The U.K. Financial Conduct Authority (FCA) on Thursday announced its decision to fine former Chief Executive Richard Howson 397,800 pounds (U.S. $483,000) and former finance directors Richard Adam and Zafar Khan £318,000 (U.S. $386,000) and £154,400 (U.S. $187,000), respectively.

The decision notices are provisional, as all three former directors have referred their cases to the Upper Tribunal, which handles appeals for sanctions issued by the FCA and other financial regulators. There is no deadline or timeframe for when a final decision might be reached.

The FCA said it would have also fined Carillion £37,910,000 (U.S. $46 million) if it had not already gone bust.

The FCA said Howson, Adam, and Khan “were each aware of the deteriorating expected financial performance within Carillion’s U.K. construction business and the increasing financial risks associated with it.”
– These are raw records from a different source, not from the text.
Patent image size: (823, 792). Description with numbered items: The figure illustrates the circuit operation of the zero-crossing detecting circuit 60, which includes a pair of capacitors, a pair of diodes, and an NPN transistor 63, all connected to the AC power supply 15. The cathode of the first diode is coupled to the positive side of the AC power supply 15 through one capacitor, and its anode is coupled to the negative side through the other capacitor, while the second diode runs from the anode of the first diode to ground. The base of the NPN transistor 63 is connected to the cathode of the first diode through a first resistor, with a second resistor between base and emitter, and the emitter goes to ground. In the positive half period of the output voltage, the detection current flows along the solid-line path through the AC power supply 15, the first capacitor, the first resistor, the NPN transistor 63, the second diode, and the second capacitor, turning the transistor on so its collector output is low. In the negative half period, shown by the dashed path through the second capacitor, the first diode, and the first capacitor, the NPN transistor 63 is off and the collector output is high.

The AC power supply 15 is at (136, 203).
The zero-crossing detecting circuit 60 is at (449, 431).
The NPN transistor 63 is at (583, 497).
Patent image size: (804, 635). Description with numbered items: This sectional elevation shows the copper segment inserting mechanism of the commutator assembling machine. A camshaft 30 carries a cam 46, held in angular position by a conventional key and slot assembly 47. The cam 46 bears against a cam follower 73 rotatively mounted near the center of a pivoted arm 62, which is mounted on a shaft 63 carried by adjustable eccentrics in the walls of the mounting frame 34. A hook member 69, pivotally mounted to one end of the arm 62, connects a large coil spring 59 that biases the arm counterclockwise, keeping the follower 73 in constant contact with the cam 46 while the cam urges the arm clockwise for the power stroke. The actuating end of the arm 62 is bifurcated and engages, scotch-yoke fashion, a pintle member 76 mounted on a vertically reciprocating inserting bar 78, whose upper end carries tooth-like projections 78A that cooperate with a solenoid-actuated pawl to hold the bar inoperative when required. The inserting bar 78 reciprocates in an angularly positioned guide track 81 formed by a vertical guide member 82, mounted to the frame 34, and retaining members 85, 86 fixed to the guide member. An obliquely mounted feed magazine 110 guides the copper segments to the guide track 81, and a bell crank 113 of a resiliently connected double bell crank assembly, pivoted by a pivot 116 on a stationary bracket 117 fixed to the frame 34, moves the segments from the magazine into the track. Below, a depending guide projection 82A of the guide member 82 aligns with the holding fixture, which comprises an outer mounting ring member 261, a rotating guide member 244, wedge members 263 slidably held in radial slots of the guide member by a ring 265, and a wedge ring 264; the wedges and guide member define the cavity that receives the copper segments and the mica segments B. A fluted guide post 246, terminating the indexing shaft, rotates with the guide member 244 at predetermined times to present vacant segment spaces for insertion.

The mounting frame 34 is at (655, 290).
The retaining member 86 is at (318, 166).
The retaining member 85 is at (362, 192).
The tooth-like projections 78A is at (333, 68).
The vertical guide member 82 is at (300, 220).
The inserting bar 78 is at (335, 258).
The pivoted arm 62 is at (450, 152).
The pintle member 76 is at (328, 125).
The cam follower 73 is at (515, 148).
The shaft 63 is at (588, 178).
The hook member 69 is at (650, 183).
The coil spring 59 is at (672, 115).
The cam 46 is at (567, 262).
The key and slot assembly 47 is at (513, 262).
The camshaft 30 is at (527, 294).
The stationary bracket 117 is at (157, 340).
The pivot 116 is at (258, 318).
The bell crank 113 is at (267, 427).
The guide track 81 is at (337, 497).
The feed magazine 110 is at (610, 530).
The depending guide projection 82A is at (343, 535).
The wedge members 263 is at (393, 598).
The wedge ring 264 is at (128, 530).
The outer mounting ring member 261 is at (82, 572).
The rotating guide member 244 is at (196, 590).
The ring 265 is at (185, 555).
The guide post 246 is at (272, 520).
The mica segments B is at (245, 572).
It added the trio “failed to ensure that those Carillion announcements for which they were responsible accurately and fully reflected these matters” and that “[d]espite their awareness of these deteriorations and increasing risks, they also failed to make the board and the audit committee aware of them, resulting in a lack of proper oversight.”

The regulator said Carillion “recklessly” published announcements in December 2016, March 2017, and May 2017 that were “misleading and did not accurately or fully disclose” the company’s true financial performance or exposure to risks.

In January 2018, Carillion collapsed with £7 billion (U.S. $8.5 billion) in debts, becoming one of Britain’s biggest corporate governance failures.

“Carillion failed to take reasonable steps to establish and maintain adequate procedures, systems, and controls to enable it to comply with its obligations under the listing rules,” stated Mark Steward, the FCA’s executive director of enforcement and market oversight. “As a result, its true financial position remained hidden over many months and the effects of its collapse were aggravated, causing substantial harm to shareholders and creditors.”

Given the furor over the collapse of Carillion; the cost to the U.K. taxpayer; the time taken to impose sanctions; and the subsequent impact on corporate governance and auditing, both of which have undergone significant reviews and apparent reform in the country, the fines are relatively low.

On Monday, KPMG was fined £14.4 million pounds (then-U.S. $17.4 million) and severely reprimanded for providing false and misleading information relating to its audits of Carillion and software business Regenersis.